More generally what is happening is the piston rod is attached to a device that moves it in an irregular sinusoidal heave motion (emulating ocean waves) so everything is moving pretty slowly actually. The air spring's purpose is to act as a restoring force. Estimate speeds of ~ 1 m/s.
Although slightly different, the piston diameter is ~0.12 m in each chamber. The total stroke is ~ 2 m. Initial starting position is ~ 1m.
I don't know the steady state pressure or temperature, but I do know their initial values, upper chamber ~ 4 bar and lower ~ 11 bar. Initial temp in each is 283 K

The goal is to get the force from the air spring throughout time to determine the total force acting on the piston rod (there are multiple forces acting on the piston rod, the air spring is one of them).
If it's not possible to make a linear model of this without making more assumptions (like constant temperature), then that is fine too. I just want to make sure I'm checking everything. Thanks for any help

 

[jrmichler]

Since this is a real world problem, we start with the simplest practical model, then add complexity only if necessary. Even then, we only add enough complexity to make the model work "good enough". Since it is slow moving, ignore temperature. Ignore piston and rod seal leakage.

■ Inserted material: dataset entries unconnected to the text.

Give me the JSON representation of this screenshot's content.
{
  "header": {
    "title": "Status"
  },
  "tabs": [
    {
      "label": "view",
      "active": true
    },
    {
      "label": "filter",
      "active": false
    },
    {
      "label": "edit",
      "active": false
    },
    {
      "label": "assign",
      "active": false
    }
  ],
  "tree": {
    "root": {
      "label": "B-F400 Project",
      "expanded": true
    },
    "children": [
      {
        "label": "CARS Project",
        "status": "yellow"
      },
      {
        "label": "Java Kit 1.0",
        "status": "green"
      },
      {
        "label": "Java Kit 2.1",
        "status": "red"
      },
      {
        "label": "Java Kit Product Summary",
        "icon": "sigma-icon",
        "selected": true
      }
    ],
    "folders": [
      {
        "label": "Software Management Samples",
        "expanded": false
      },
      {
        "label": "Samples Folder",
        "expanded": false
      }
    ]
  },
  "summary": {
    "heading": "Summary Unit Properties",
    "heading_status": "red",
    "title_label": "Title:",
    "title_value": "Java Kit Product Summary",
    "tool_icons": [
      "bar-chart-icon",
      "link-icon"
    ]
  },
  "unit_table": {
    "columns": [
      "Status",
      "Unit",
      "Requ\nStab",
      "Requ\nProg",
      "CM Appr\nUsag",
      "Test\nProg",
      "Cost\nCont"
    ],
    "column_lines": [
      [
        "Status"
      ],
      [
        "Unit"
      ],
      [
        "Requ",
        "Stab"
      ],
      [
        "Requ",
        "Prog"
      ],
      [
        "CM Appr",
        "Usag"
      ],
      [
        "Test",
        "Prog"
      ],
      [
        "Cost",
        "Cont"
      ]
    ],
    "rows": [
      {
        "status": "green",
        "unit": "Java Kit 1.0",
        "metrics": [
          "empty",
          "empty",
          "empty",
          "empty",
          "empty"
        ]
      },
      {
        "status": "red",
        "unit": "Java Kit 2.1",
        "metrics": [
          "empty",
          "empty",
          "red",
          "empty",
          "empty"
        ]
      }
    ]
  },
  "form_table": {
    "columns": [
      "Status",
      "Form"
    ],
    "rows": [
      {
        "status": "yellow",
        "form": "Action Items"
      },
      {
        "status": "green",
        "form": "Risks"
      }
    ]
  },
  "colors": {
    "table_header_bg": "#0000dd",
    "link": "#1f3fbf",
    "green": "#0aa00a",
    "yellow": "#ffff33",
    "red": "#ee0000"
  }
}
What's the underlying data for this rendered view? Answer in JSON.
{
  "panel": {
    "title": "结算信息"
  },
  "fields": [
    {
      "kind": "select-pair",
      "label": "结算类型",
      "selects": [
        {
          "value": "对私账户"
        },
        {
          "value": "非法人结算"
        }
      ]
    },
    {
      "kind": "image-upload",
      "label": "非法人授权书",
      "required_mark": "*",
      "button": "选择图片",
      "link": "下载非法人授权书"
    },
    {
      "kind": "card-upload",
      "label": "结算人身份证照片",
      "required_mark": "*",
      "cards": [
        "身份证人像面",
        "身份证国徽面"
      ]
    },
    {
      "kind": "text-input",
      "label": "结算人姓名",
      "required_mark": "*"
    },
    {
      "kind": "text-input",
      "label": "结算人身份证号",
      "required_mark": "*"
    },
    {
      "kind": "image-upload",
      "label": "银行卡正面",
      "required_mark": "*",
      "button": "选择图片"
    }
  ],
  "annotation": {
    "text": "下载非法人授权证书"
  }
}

Then $Pressure * Volume = Constant$. You know the volume of each chamber from the piston position, and you know the pressure at the starting volume. Therefore, you can easily calculate the pressure at any other piston position. Note that the piston rod area reduces the area of the piston on the rod side. The rod force, $F_{airspring}$, is the lower chamber pressure times the rod side piston area minus the upper chamber pressure times the upper side piston area. It's pulling the piston rod upward at a little less than 8000 N in the starting position shown.

As a cross check on your simulation, the rod force should approach infinity when the piston approaches either end of its travel. In practice, something will get destroyed before that point, so the system needs to be designed so that destruction does not happen.

Your finished model will likely be more complex that this. Start simple and get it to work before even thinking about a more complex model.

Since this is an engineering problem, I'm moving it to the Mechanical Engineering forum. The difference between an engineering problem and a physics problem is that engineers want answers that are "good enough", while physicists want completely accurate analytical solutions.

 

[T-osu]

@jrmichler Thanks for moving it to the appropriate forum.
Ah, yes, so I think I was originally heading in the right direction, but it is nice to get some feedback :]
I have a simscape model to compare my more simplified forces to, and so far the force from the airpspring between F_simple and F_simscape compare OK? I guess I would need to see how a difference of 1200 Pa (the largest difference between the two signals) has on the entire system and if ~1000 Pa is even a big difference or not in the world of pressures. (We are working towards simplifying things b/c eventually the complex model takes e-20 time steps, too long to wait).
Would things like heat transfer, leakages, friction, be added for more complexity? I would still like to account for heat transfer, but am unsure how to tackle that.